10 thoughts on “My Thoughts on Choosing and Using Persistence Tools”
Just curious, what was your issue with RavenDB?
I often find myself struggling with the same persistence merry go round as you. However I have come to the conclusion that we are on the verge of a paradigm shift. We are all suffering today because of the compromises we have to make with the various tools at our disposal. I suspect this will change in the next few years. We are only just beginning to scratch the surface of what is possible in this “post relational” world, if indeed it turns out that way.
Let’s list some NoSql solutions out there: CouchDB, Couchbase, GetEventStore, Redis, Riak, Cassandra, RavenDB, MongoDB, RethinkDB, Datomic. In truth I could go on past the comment length of your blog listing all these and it begs the question “how many people use this stuff?”.
Then you decide to look at one – let’s say RethinkDB and you think “wow, they’ve done some work polishing this, maybe this is MongoDB done right”. Then you read “This is equivalent to SQL’s READ UNCOMMITTED isolation level” in the doc’s and think “oh crap, too bad, let’s move on”. I mean they chose uncommitted over stale – I just can’t wrap my head around that decision.

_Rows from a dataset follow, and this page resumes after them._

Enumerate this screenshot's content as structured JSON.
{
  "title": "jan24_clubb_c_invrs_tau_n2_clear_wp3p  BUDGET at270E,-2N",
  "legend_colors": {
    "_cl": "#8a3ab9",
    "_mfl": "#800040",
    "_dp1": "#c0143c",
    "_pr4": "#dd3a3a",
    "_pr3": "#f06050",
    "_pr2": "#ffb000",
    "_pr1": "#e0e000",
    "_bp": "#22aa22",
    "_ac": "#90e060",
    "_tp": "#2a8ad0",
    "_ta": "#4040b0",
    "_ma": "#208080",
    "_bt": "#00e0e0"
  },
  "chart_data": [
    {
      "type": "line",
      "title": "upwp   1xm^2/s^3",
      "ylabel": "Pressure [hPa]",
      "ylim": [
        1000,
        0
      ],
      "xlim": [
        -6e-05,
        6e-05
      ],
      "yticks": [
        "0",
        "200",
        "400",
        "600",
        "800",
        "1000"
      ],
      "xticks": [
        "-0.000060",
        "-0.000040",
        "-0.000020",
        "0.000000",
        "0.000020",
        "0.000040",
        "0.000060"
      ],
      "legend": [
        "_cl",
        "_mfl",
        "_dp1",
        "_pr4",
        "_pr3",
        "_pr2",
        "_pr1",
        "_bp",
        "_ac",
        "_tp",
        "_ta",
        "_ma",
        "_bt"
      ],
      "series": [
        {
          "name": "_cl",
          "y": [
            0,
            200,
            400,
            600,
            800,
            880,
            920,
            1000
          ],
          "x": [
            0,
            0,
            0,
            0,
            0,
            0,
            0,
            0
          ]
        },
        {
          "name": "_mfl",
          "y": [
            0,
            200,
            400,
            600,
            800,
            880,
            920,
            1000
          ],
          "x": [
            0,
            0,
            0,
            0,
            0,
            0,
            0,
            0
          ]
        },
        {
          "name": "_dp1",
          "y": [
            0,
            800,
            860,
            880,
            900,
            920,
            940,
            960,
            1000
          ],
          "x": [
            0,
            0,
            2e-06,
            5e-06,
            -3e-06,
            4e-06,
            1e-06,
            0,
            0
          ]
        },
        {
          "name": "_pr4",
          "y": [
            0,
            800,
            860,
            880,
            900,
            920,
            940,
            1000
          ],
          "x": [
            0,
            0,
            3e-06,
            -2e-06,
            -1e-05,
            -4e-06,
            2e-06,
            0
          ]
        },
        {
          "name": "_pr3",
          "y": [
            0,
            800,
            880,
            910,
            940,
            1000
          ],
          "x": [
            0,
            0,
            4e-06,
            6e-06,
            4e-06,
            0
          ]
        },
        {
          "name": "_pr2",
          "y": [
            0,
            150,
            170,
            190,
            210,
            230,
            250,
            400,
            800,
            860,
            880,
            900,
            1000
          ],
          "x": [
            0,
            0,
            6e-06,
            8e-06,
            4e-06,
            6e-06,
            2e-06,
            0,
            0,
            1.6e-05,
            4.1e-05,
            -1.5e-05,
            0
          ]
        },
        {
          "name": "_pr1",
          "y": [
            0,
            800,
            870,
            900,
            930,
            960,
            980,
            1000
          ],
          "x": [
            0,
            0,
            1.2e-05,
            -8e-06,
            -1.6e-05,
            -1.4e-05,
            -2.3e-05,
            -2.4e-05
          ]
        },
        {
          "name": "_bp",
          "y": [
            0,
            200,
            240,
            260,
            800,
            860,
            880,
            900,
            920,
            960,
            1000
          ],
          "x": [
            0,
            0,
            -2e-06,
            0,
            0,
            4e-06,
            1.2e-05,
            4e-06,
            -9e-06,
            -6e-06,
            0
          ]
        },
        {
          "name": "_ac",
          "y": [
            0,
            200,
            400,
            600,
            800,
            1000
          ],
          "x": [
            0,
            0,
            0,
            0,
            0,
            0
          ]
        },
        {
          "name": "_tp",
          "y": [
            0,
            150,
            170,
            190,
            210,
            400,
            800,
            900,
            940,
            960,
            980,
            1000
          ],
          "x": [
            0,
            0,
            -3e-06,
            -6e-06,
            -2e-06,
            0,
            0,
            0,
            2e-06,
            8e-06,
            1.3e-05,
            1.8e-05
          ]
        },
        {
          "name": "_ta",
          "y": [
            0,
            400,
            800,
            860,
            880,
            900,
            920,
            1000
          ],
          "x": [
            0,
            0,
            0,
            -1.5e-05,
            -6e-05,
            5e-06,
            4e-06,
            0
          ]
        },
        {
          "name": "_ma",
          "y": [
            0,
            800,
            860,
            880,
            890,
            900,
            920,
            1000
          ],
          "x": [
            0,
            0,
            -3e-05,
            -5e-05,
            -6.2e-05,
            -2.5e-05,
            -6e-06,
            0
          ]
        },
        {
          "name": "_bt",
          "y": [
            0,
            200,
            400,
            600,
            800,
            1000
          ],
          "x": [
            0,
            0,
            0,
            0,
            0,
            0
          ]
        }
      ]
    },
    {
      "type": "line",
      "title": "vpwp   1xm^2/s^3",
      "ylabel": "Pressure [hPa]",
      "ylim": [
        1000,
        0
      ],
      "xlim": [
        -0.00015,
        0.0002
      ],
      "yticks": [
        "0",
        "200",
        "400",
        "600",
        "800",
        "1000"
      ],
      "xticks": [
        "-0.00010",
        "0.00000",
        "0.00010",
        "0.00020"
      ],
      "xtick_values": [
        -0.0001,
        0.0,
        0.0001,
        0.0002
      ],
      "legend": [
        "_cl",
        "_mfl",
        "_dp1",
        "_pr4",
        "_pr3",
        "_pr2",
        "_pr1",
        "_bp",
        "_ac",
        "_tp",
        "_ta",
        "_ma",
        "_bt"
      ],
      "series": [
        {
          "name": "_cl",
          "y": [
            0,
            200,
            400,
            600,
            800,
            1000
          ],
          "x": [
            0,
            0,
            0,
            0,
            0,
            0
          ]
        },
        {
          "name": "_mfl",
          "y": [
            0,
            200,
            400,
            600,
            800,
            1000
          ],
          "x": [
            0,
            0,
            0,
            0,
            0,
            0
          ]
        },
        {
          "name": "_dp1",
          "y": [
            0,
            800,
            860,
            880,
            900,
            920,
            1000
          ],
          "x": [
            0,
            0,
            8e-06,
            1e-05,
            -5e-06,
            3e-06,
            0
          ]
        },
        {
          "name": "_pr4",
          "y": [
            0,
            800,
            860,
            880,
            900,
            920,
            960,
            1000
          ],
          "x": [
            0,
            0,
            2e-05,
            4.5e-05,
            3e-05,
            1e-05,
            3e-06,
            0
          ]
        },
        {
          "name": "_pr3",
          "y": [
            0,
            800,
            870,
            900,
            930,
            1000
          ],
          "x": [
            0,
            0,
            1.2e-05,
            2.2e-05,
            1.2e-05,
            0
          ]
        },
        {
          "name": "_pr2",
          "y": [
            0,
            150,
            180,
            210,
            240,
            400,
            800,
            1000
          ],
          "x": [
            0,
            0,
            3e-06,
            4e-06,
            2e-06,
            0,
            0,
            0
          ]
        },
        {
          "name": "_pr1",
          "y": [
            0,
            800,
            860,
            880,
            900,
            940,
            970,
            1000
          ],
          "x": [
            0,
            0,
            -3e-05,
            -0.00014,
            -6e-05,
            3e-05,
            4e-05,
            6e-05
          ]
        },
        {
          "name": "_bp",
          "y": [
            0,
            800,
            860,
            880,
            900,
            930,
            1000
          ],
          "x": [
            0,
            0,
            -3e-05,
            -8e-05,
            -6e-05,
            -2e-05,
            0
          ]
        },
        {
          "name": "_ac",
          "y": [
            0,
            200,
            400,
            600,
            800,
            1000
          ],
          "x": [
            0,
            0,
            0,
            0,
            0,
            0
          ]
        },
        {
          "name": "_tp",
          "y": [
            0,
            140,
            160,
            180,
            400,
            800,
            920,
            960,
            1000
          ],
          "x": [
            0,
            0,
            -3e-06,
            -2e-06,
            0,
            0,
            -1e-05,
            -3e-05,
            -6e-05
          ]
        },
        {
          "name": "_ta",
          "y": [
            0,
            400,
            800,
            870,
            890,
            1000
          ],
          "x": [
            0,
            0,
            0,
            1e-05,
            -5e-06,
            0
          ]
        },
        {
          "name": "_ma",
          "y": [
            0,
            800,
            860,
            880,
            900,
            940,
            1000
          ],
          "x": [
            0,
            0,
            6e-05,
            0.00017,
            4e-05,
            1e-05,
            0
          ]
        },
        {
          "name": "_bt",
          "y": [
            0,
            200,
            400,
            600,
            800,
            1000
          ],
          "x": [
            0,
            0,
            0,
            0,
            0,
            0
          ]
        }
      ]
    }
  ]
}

At least with databases such as GetEventStore everyone’s being honest – if you want grids of data you’re going to have to push it all into an RDMBS. It still means you have to do all of that yourself, but cool it works and there are some limited but good examples out there.
I think you’ve found the right approach for now though with Postgres. It’s JSONB support means you can have the best of both worlds and I wish you all the luck in the world with it. I just wish Microsoft would get on board with SQL Server so enterprise dev’s such as myself could have a go too!
ORM’s have always been and continue to be a cluster. I have successfully avoided using them now for a decade or so at the cost of writing manual ADO.NET code. It’s a cost I am willing to bear though. Data access is where you lose performance and not having control over it is criminal.
Anyway, rant over 🙂 Great article btw haha!
As someone also struggling with RavenDB and considering pulling it out of my stack, I’m well aware of the struggles it causes (and I’m also really hoping to use your Marten project in future). Following up on Frank’s question, I am more curious to know – in your opinion what would cause you to change your mind and keep Raven in your stack?